Per 1 januari is een nieuwe winkeltijdenwet in werking getreden met als doel de controle aan te scherpen op gemeenten die op grond van de toeristenbepaling meer dan twaalf koopzondagen per jaar toelaten. Door deze wetsherziening worden gemeenten gedwongen om binnen één jaar hun eerdere besluit tot aanwijzing toeristisch gebied opnieuw te overwegen en te motiveren. De precieze consequenties van de wet zullen dus pas op termijn duidelijk worden. De wet bepaalt dat gemeenten bij hun beslissing het economische belang en het omgevingsbelang moeten meewegen: zoals belangen van kleine ondernemers en winkelpersoneel, de zondagrust, de leefbaarheid, de veiligheid en de openbare orde.
Wezenlijk is dat een expliciete en onderbouwde afweging vereist is, niet alleen van economische, maar ook andere belangen en dat er vervolgens op basis daarvan mogelijkheden bestaan voor inwoners en bedrijven om die motivering aan te vechten bij het College van Beroep voor het Bedrijfsleven (CBB). Daarmee is ook de bepaling dat het toerisme autonoom dient te zijn geen loze kreet meer: die autonomie moet aangetoond worden en veel gehoorde argumenten als “aantrekkelijkheid van een winkelcentrum” vervallen daarmee. Bovendien moet het gaan om een “publiekstrekker”, die andere gemeenten niet hebben en die een toeristenstroom veroorzaakt: er moet sprake zijn van “onderscheidend” toerisme (3). Dit is belangrijk omdat de aanwijzing toeristisch gebied in de praktijk vaak tot stand komt onder druk van supermarktketens die de zondagavondopenstelling te beperkend vinden.

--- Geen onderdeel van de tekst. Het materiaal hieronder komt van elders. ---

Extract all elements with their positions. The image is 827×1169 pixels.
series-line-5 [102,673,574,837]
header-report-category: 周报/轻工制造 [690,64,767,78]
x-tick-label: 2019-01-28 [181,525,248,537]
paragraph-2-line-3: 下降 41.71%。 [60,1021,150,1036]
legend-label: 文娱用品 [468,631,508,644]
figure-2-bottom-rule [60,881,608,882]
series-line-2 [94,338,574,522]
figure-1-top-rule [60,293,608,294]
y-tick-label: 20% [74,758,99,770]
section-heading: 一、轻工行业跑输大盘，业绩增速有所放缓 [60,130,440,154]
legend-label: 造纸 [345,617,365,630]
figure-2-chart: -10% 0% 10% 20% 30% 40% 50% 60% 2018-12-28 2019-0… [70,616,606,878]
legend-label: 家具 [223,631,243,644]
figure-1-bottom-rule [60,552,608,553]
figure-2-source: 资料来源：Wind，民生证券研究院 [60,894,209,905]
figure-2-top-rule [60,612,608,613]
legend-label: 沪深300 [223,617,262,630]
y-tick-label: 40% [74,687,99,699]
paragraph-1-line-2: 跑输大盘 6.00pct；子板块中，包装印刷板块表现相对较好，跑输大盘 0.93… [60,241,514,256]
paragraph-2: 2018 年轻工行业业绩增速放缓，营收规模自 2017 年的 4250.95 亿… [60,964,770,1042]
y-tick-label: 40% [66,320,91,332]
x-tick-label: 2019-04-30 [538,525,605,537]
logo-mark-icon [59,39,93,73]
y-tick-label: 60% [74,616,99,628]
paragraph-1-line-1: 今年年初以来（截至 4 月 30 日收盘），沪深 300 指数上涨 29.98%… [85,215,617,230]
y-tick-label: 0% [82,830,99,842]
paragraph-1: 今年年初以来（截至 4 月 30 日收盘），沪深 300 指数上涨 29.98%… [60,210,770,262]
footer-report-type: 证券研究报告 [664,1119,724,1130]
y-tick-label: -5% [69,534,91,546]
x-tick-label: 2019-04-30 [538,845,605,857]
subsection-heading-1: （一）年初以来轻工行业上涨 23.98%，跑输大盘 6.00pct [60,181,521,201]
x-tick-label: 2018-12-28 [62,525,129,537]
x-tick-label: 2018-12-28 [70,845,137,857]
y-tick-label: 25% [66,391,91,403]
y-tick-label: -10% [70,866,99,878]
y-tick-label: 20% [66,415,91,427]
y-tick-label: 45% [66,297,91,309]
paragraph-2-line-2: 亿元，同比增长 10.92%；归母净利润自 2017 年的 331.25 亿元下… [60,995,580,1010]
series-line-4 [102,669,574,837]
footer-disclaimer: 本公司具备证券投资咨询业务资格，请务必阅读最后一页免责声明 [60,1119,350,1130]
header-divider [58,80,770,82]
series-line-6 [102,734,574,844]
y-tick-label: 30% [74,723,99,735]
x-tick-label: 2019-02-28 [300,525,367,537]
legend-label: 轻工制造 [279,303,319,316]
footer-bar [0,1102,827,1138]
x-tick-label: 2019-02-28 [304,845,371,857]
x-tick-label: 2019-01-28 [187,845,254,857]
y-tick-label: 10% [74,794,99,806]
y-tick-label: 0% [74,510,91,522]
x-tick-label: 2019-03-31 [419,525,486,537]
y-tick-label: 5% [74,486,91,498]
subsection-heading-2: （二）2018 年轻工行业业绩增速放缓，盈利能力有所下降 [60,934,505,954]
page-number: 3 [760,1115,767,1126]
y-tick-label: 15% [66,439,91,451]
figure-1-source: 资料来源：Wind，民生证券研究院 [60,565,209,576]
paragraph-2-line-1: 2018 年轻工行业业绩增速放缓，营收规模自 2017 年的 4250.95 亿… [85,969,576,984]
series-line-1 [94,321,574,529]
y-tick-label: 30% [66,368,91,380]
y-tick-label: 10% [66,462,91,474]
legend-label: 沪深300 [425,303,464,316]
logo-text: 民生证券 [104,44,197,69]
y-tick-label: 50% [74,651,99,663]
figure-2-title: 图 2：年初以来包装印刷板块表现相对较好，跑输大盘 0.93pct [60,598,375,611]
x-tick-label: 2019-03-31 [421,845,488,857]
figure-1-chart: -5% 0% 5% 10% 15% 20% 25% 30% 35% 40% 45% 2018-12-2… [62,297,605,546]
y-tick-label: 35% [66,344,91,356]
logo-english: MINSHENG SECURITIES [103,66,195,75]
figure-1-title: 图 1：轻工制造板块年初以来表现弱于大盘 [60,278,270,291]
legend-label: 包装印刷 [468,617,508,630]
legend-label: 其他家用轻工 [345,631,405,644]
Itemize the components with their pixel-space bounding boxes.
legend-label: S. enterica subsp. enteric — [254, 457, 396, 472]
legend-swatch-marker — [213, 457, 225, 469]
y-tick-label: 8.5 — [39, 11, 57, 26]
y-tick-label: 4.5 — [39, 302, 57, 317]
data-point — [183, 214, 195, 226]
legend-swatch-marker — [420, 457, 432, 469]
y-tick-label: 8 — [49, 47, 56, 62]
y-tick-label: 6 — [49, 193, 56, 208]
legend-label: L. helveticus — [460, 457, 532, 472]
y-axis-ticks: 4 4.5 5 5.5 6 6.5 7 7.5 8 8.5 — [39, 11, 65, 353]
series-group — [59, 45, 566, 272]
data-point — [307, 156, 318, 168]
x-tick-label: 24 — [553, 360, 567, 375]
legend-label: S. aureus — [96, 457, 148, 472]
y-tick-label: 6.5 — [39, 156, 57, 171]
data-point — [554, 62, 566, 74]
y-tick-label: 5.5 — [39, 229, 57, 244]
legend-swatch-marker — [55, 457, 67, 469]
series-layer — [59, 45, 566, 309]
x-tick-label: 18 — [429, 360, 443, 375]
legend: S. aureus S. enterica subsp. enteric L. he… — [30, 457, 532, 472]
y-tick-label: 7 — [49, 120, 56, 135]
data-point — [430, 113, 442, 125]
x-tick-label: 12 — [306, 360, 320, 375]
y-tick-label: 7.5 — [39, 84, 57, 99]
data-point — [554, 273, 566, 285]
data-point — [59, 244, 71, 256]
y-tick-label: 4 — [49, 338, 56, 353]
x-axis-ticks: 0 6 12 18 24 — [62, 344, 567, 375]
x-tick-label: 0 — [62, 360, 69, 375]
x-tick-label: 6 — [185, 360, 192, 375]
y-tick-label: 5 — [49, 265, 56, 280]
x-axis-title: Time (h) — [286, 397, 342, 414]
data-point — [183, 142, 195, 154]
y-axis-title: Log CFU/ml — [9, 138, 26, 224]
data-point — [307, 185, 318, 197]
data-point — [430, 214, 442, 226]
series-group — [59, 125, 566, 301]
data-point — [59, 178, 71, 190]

Werkgelegenheid en omzet niet noemenswaardig hoger
Liberalen benadrukken vaak het gemak van koopzondagen voor de consument, vooral voor tweeverdieners en eenoudergezinnen. Ook stellen sommigen dat de overheid niet moet ingrijpen en het vrije ondernemerschap niet mag remmen. Economisch gezien zou een verruiming van de zondagsopening leiden tot een stijging van de omzet, toename van de werkgelegenheid en daling van de prijzen. Economisch onderzoek geeft echter aan dat de gevolgen voor werkgelegenheid en omzet beperkt zijn (CPB, 2009: 191).
Een dag rust
Vanuit de levensbeschouwelijke benadering betekent uitbreiding van de koopzondag een ondermijning van de zondag als dag waarop (religieuze) bezinning en het immateriële aandacht krijgen. Vandaar dat christelijke partijen aandringen op een beperking van de zondagopenstelling. Maar ook vanuit andere invalshoeken zoals sociaal-maatschappelijke, culturele en economische zijn argumenten tegen een ruimere zondagsopening te geven (4). Zo ondermijnt de koopzondag een gemeenschappelijke vrije dag voor familie en verenigingen, wat leidt tot een verdere individualisering van de samenleving. Omgekeerd beschermt een beperking van de koopzondag zelfstandigen en werknemers tegen excessieve werkdruk en garandeert die personeelsleden één vaste dag waarop “de werkgever” geen beroep op hen kan doen.
Kleine winkeliers
Een belangrijk argument is ook de positie van het Midden- en Kleinbedrijf (MKB). Verruiming van de openingstijden pakt immers nadelig uit voor kleinere winkeliers. Indien zij hun deuren gedurende meer uren openen, stijgen voor hen namelijk de kosten als percentage van de omzet, terwijl de eigenaren van grote winkels door openstelling de kosten als percentage van de omzet juist kunnen verlagen (Donders en Gradus, 2007: 267-269).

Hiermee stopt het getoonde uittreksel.